Gateway autospawn¶
Gateway autospawn saves you a step: when you create a prefix and leave the gateway field blank, Danbyte can create the gateway IP for you and link it to the prefix automatically — as long as the prefix's site has a gateway policy.
Set it up¶
A site's gateway policy decides which address in each new prefix becomes the gateway. Set it on the site, then never think about it again:
| Policy | Gateway picked |
|---|---|
| None (default) | No automatic gateway — you set it yourself, or leave it blank. |
| First | The first usable host in the prefix (e.g. 10.0.10.1 in a /24). |
| Last | The last usable host in the prefix (e.g. 10.0.10.254 in a /24). |
You also need a gateway role defined in your IP-role catalog so Danbyte knows which role to mark the new address with. See IP statuses & roles.
What happens when you save¶
When you create a prefix and leave the gateway blank, Danbyte:
- Checks the prefix's site for a gateway policy. No site, or policy set to None → nothing happens.
- Works out the gateway address from the policy (first or last host).
- Creates an IP at that address, marked assigned with the gateway role, and notes it was auto-created by the site policy. If an IP already exists at that address, Danbyte reuses it and promotes it to the gateway role instead of creating a duplicate.
- Sets the prefix's gateway to that address.
The new gateway is scoped to the prefix's VRF, so the same block in two different VRFs gets its own gateway, one per VRF.

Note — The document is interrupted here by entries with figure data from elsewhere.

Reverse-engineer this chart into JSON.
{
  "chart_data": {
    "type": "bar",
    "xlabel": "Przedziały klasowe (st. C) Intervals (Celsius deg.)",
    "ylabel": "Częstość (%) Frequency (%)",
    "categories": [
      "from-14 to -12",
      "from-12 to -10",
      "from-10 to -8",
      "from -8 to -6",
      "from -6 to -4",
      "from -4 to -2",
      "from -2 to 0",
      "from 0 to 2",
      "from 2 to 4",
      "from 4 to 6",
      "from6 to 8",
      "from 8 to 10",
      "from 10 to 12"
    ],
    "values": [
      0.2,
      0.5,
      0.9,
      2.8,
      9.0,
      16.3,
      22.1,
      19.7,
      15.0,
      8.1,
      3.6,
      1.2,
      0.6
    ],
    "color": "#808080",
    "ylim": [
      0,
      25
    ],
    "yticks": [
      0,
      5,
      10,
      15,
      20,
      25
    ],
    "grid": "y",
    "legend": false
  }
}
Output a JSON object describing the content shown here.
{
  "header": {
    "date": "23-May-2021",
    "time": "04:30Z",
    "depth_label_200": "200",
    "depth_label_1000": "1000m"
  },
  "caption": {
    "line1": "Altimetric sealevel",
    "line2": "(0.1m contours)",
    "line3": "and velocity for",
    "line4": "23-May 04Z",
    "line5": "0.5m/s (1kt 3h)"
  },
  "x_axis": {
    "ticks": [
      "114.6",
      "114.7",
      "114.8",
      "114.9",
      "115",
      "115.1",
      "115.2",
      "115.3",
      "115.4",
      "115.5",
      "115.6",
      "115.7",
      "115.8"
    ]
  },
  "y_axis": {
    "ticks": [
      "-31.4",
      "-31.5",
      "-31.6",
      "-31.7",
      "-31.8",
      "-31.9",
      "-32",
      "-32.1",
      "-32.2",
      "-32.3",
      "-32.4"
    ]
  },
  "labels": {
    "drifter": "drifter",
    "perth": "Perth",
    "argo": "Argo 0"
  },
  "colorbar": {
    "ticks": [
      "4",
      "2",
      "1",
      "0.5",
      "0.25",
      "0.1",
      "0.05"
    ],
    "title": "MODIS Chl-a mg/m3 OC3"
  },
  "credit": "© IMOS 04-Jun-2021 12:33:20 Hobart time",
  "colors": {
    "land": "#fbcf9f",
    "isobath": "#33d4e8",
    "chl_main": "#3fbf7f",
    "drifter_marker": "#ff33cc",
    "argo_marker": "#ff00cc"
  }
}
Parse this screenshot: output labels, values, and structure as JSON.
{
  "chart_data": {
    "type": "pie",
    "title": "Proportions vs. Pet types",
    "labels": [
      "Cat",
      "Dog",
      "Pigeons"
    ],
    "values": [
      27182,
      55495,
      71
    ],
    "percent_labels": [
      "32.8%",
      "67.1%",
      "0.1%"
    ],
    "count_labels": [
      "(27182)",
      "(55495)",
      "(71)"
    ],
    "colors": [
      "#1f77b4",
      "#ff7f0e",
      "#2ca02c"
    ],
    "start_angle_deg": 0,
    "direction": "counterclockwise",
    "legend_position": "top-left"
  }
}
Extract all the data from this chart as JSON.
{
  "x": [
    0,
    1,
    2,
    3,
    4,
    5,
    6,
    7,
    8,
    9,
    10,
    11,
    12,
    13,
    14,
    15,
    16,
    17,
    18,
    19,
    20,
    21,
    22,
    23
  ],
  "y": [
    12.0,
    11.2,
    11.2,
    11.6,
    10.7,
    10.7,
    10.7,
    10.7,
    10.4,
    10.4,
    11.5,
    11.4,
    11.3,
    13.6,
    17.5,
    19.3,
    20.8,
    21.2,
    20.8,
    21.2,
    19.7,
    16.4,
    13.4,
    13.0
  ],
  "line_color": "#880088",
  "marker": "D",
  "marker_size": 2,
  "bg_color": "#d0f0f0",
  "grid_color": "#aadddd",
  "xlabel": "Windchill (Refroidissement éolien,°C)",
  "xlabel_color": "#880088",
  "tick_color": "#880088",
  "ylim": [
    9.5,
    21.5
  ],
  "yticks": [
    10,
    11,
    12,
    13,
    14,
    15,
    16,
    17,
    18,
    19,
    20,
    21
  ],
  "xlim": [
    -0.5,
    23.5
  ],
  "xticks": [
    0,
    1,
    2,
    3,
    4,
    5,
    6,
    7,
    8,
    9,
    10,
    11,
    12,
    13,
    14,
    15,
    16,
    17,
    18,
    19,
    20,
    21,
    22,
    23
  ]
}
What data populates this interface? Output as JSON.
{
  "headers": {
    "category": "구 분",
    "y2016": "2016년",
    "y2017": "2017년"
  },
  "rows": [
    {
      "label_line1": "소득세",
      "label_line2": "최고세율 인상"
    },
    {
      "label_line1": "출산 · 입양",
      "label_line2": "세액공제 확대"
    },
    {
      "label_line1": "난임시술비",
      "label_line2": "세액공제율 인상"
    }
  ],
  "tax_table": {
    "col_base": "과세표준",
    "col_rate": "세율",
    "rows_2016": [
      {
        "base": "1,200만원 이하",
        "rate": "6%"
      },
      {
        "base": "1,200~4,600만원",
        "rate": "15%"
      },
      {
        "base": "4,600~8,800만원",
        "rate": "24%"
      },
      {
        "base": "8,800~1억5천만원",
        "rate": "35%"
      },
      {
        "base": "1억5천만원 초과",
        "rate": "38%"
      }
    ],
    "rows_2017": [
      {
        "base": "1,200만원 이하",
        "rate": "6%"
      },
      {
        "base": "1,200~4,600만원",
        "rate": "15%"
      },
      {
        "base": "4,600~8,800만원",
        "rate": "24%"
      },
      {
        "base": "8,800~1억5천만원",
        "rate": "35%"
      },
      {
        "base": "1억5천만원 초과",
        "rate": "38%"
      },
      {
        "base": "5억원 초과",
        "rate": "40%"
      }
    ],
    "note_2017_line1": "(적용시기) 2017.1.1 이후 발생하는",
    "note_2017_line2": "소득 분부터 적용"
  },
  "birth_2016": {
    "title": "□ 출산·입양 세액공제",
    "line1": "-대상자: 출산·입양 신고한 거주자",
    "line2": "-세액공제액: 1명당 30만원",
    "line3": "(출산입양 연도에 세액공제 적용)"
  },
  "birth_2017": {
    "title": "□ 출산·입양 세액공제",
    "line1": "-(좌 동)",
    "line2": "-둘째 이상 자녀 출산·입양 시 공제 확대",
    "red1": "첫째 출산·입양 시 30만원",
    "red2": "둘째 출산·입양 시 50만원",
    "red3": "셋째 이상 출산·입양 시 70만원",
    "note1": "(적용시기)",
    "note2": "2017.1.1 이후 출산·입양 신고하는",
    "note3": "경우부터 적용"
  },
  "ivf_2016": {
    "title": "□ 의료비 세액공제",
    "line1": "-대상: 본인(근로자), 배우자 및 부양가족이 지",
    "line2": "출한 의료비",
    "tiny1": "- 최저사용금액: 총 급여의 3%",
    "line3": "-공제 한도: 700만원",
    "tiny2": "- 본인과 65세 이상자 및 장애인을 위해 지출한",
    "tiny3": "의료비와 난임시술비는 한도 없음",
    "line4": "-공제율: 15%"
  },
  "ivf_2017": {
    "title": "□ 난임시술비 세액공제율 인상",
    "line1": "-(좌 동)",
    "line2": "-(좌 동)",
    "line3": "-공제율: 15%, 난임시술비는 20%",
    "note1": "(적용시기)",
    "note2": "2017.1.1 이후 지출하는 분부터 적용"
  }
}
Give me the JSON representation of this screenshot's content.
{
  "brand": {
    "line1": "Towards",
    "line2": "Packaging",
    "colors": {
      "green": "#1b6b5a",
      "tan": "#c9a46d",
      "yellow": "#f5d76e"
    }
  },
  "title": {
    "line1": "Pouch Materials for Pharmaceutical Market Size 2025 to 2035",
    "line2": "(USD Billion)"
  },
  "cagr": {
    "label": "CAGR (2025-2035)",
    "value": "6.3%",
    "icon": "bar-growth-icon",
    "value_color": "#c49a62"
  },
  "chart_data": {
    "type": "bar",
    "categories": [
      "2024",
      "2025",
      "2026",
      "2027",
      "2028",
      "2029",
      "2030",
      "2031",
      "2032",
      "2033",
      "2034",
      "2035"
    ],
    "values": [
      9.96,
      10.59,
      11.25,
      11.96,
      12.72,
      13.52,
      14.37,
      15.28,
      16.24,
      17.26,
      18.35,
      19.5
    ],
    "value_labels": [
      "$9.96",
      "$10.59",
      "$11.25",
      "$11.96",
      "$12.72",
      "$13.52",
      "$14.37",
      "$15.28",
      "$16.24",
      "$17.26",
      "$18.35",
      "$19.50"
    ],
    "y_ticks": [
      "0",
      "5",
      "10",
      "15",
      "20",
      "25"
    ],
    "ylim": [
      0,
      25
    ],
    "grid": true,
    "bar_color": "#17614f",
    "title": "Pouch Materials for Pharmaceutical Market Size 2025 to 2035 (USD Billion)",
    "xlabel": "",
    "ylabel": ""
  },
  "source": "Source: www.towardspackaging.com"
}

When autospawn is skipped¶
| Situation | Why it's skipped |
|---|---|
| The prefix has no site | There's no policy to look up. |
| The site's policy is None | You've opted out for that site. |
| You filled in the gateway yourself | Your value wins — no automatic address. |
| The prefix is IPv6 | An IPv6 /64 has no obvious "first host" to use as a default gateway. |
Setting or changing the gateway by hand¶
You're never locked in. On a prefix's detail page, each IP row has a Set as gateway action. Using it:
- Removes the gateway role from whichever IP held it before.
- Marks this IP as the gateway.
- Updates the prefix's gateway to this address.
If you later clear the role from the IP that was acting as gateway, the prefix's gateway field is cleared too, so it never points at a stale address.